During dynamic or in situ memory burn-in, the memory is tested. Typically, a memory burn-in runs for approximately eight to twenty-four hours. In order to test the memory, conventional systems utilize a test sequence which is repeated many times over this period.
For example, some conventional systems use a deterministic data generator to provide predetermined data for testing. In such conventional systems, a simple counter is typically used to generate addresses of the cells to be tested. Consequently, the test sequence is repeated many times. These conventional systems compare the data generated to the data from the memory. If the two do not match, an error has occurred.

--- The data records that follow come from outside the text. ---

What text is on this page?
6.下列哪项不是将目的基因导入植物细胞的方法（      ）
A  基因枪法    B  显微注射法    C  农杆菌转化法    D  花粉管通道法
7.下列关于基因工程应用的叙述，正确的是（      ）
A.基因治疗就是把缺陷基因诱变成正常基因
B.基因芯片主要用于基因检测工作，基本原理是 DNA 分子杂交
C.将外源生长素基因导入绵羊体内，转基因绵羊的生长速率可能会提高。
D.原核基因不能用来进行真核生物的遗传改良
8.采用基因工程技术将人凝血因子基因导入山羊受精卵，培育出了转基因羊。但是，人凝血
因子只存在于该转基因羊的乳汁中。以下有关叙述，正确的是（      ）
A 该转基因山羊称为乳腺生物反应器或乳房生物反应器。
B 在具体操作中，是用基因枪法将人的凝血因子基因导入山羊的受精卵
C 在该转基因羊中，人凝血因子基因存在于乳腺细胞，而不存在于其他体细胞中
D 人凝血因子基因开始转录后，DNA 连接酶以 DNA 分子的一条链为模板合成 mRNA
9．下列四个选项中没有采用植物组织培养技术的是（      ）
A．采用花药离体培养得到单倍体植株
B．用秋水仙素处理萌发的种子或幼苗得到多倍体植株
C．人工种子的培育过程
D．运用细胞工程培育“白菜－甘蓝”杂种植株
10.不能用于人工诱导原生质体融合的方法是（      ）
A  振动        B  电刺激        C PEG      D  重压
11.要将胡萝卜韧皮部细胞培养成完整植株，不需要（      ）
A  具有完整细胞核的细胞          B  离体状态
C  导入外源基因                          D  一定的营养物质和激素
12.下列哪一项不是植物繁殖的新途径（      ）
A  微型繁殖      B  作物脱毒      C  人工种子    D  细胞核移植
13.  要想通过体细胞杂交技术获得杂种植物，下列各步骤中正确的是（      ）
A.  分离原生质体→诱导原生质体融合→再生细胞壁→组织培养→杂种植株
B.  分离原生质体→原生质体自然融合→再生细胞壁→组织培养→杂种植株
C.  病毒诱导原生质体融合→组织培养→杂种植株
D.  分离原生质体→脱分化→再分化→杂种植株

The conventional system could also use a read modified write test. The test writes data, reads the data, and writes the complement of the data to the same address. The test then reads the data and moves to the next address. This test determines whether every cell can write to a one or zero and if each address is unique. However, the test does not detect certain fails due to a particular unusual configuration. For example, when a particular bit is set at zero but the adjacent bits are all one, the zero may flip to a one. As a result, such errors will go undetected.

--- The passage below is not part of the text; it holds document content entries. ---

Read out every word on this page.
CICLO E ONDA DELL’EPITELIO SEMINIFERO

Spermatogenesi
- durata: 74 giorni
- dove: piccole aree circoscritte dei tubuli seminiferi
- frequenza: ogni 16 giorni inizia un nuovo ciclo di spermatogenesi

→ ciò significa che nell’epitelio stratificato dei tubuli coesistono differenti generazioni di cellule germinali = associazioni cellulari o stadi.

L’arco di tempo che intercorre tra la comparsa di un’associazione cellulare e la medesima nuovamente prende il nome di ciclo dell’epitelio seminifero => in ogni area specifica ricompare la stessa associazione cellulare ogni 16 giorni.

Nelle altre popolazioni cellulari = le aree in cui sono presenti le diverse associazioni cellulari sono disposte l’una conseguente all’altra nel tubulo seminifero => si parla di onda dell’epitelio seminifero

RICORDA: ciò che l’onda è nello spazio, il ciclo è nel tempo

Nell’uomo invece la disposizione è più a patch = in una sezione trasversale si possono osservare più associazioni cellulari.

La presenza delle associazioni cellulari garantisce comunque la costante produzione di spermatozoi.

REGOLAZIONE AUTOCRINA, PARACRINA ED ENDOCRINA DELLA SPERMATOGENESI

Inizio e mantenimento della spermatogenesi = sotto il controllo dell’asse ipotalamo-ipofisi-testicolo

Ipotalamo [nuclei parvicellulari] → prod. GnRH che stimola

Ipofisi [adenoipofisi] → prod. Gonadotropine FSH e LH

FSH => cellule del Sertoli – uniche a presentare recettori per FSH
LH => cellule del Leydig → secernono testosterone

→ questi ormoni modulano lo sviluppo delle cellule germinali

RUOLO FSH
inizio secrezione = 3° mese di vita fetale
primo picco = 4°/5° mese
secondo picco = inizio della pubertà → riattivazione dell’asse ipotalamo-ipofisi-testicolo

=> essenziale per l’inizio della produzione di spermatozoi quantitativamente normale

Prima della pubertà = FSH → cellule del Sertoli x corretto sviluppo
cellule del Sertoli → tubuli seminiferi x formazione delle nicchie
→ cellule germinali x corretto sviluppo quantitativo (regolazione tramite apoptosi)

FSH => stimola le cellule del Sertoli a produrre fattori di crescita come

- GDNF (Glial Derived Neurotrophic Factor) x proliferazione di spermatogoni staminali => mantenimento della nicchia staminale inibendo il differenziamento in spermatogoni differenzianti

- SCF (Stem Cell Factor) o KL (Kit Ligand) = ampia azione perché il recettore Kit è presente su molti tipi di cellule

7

Other conventional systems utilize a pair of linear feedback shift registers ("LFSR") to generate the addresses and the data. A multiple input shift register ("MISR") typically captures a unique signature for each pattern written to the memory. The MISR feeds back two of the data bits to an exclusive or ("XOR"), and uses the XOR as an input to one bit. The MISR also performs an XOR on each of the incoming and outgoing data bits. The MISR, therefore, captures a unique signature for each set of data. At the end of the memory burn-in, the final signature should match an expected signature. If the signatures do not match, an fail has occurred. In order to determine where the fail has occurred, further diagnosis is typically necessary.

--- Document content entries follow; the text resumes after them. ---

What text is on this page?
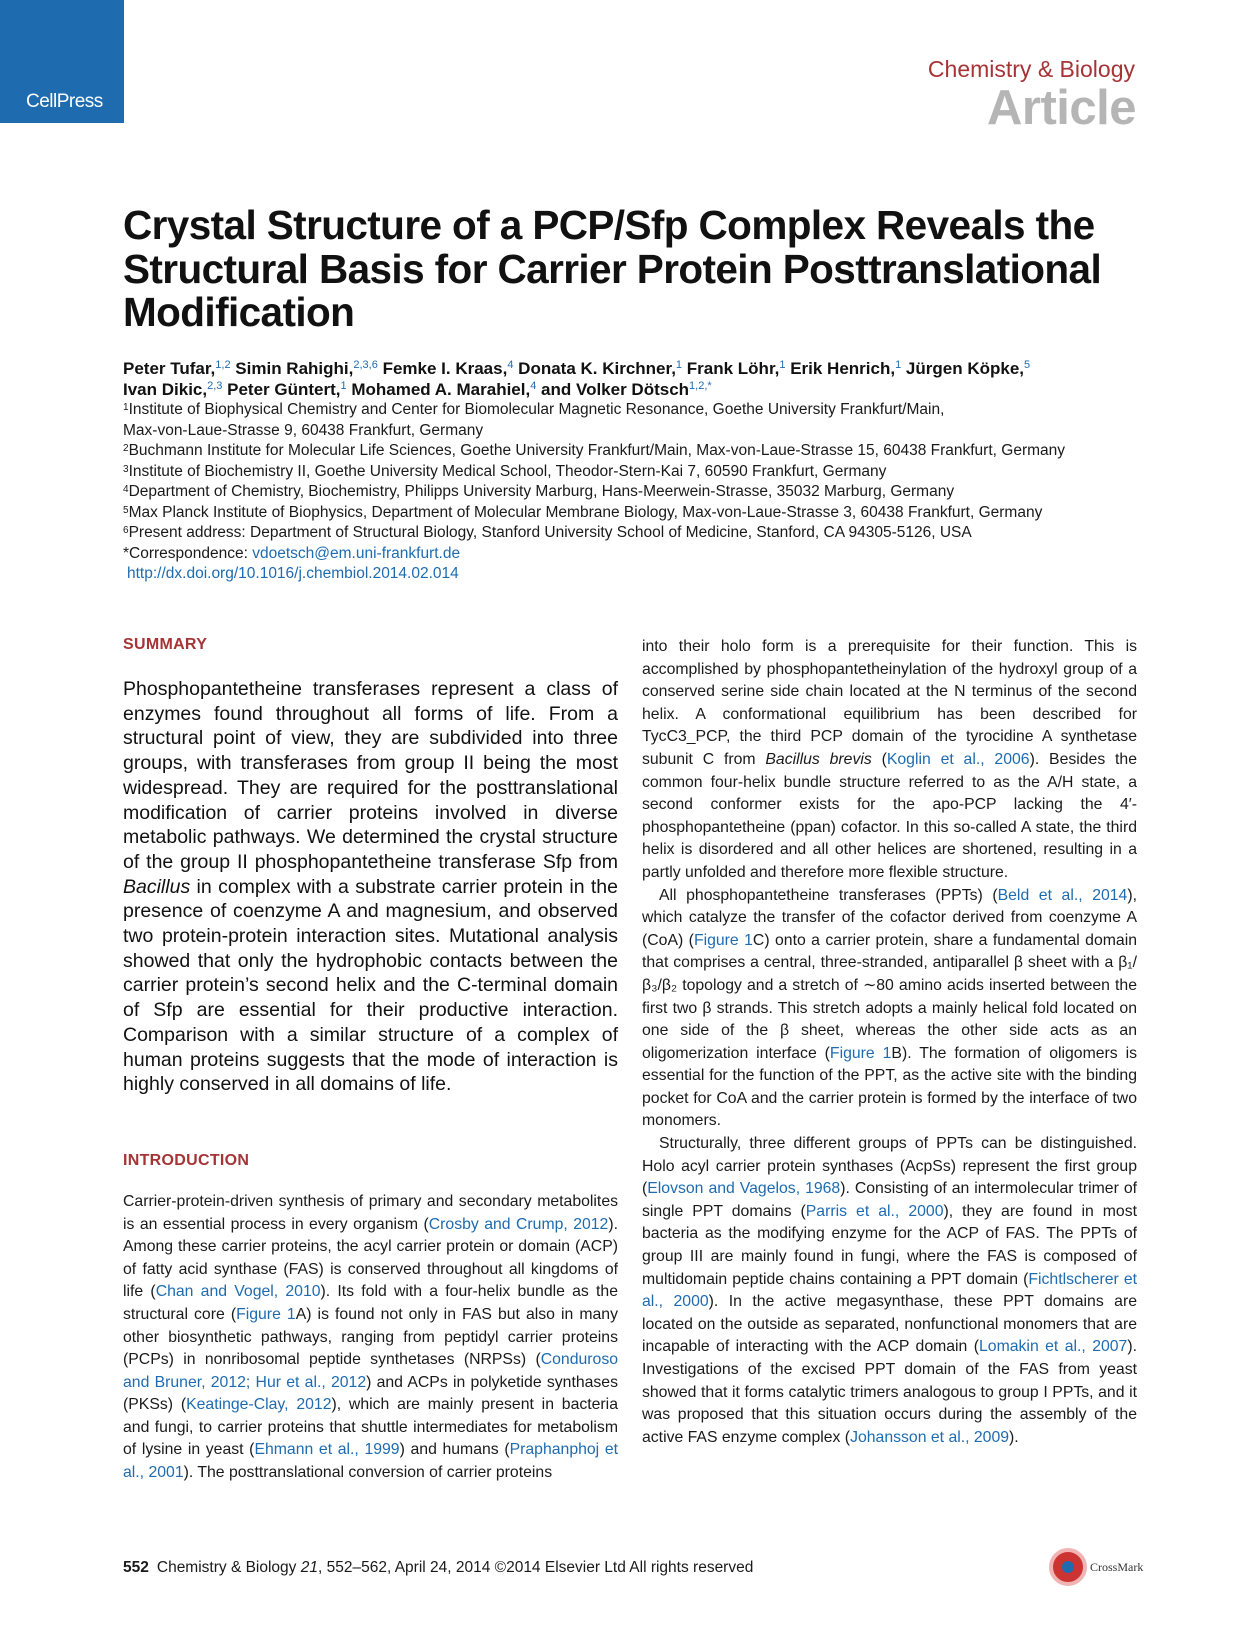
CellPress
Chemistry & Biology
Article
Crystal Structure of a PCP/Sfp Complex Reveals the Structural Basis for Carrier Protein Posttranslational Modification
Peter Tufar,$^{1,2}$ Simin Rahighi,$^{2,3,6}$ Femke I. Kraas,$^4$ Donata K. Kirchner,$^1$ Frank Löhr,$^1$ Erik Henrich,$^1$ Jürgen Köpke,$^5$
Ivan Dikic,$^{2,3}$ Peter Güntert,$^1$ Mohamed A. Marahiel,$^4$ and Volker Dötsch$^{1,2,*}$
$^1$Institute of Biophysical Chemistry and Center for Biomolecular Magnetic Resonance, Goethe University Frankfurt/Main,
Max-von-Laue-Strasse 9, 60438 Frankfurt, Germany
$^2$Buchmann Institute for Molecular Life Sciences, Goethe University Frankfurt/Main, Max-von-Laue-Strasse 15, 60438 Frankfurt, Germany
$^3$Institute of Biochemistry II, Goethe University Medical School, Theodor-Stern-Kai 7, 60590 Frankfurt, Germany
$^4$Department of Chemistry, Biochemistry, Philipps University Marburg, Hans-Meerwein-Strasse, 35032 Marburg, Germany
$^5$Max Planck Institute of Biophysics, Department of Molecular Membrane Biology, Max-von-Laue-Strasse 3, 60438 Frankfurt, Germany
$^6$Present address: Department of Structural Biology, Stanford University School of Medicine, Stanford, CA 94305-5126, USA
*Correspondence: vdoetsch@em.uni-frankfurt.de
http://dx.doi.org/10.1016/j.chembiol.2014.02.014
SUMMARY

Phosphopantetheine transferases represent a class of enzymes found throughout all forms of life. From a structural point of view, they are subdivided into three groups, with transferases from group II being the most widespread. They are required for the posttranslational modification of carrier proteins involved in diverse metabolic pathways. We determined the crystal structure of the group II phosphopantetheine transferase Sfp from Bacillus in complex with a substrate carrier protein in the presence of coenzyme A and magnesium, and observed two protein-protein interaction sites. Mutational analysis showed that only the hydrophobic contacts between the carrier protein’s second helix and the C-terminal domain of Sfp are essential for their productive interaction. Comparison with a similar structure of a complex of human proteins suggests that the mode of interaction is highly conserved in all domains of life.

INTRODUCTION

Carrier-protein-driven synthesis of primary and secondary metabolites is an essential process in every organism (Crosby and Crump, 2012). Among these carrier proteins, the acyl carrier protein or domain (ACP) of fatty acid synthase (FAS) is conserved throughout all kingdoms of life (Chan and Vogel, 2010). Its fold with a four-helix bundle as the structural core (Figure 1A) is found not only in FAS but also in many other biosynthetic pathways, ranging from peptidyl carrier proteins (PCPs) in nonribosomal peptide synthetases (NRPSs) (Conduroso and Bruner, 2012; Hur et al., 2012) and ACPs in polyketide synthases (PKSs) (Keatinge-Clay, 2012), which are mainly present in bacteria and fungi, to carrier proteins that shuttle intermediates for metabolism of lysine in yeast (Ehmann et al., 1999) and humans (Praphanphoj et al., 2001). The posttranslational conversion of carrier proteins

into their holo form is a prerequisite for their function. This is accomplished by phosphopantetheinylation of the hydroxyl group of a conserved serine side chain located at the N terminus of the second helix. A conformational equilibrium has been described for TycC3_PCP, the third PCP domain of the tyrocidine A synthetase subunit C from Bacillus brevis (Koglin et al., 2006). Besides the common four-helix bundle structure referred to as the A/H state, a second conformer exists for the apo-PCP lacking the 4′-phosphopantetheine (ppan) cofactor. In this so-called A state, the third helix is disordered and all other helices are shortened, resulting in a partly unfolded and therefore more flexible structure.

All phosphopantetheine transferases (PPTs) (Beld et al., 2014), which catalyze the transfer of the cofactor derived from coenzyme A (CoA) (Figure 1C) onto a carrier protein, share a fundamental domain that comprises a central, three-stranded, antiparallel β sheet with a β₁/β₃/β₂ topology and a stretch of ∼80 amino acids inserted between the first two β strands. This stretch adopts a mainly helical fold located on one side of the β sheet, whereas the other side acts as an oligomerization interface (Figure 1B). The formation of oligomers is essential for the function of the PPT, as the active site with the binding pocket for CoA and the carrier protein is formed by the interface of two monomers.

Structurally, three different groups of PPTs can be distinguished. Holo acyl carrier protein synthases (AcpSs) represent the first group (Elovson and Vagelos, 1968). Consisting of an intermolecular trimer of single PPT domains (Parris et al., 2000), they are found in most bacteria as the modifying enzyme for the ACP of FAS. The PPTs of group III are mainly found in fungi, where the FAS is composed of multidomain peptide chains containing a PPT domain (Fichtlscherer et al., 2000). In the active megasynthase, these PPT domains are located on the outside as separated, nonfunctional monomers that are incapable of interacting with the ACP domain (Lomakin et al., 2007). Investigations of the excised PPT domain of the FAS from yeast showed that it forms catalytic trimers analogous to group I PPTs, and it was proposed that this situation occurs during the assembly of the active FAS enzyme complex (Johansson et al., 2009).

552 Chemistry & Biology 21, 552–562, April 24, 2014 ©2014 Elsevier Ltd All rights reserved	CrossMark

A method akin to a binary search may be utilized to determine where the fail occurred. For example, if the signatures do not match at the end of the burn-in, half of the test may be run to determine if the signature correct half way through the burn in. If this signature matches what is expected, then one-fourth of a test is performed. This procedure continues until the fail is found. Thus, in order to determine where the error is, the data must be simulated to know what the MISR should read at the intervening points.
Although conventional systems provide testing in memory burn-in, only a limited number of address patterns are generated. Consequently, unusual patterns which may cause errors are not tested. In a system utilizing a MISR, additional steps are necessary to determine if an error has occurred and which pattern resulted in the error.
Accordingly, what is needed is a system and method for providing memory burn-in having a greater number of test patterns without a significant increase in circuitry. The present invention addresses such a need.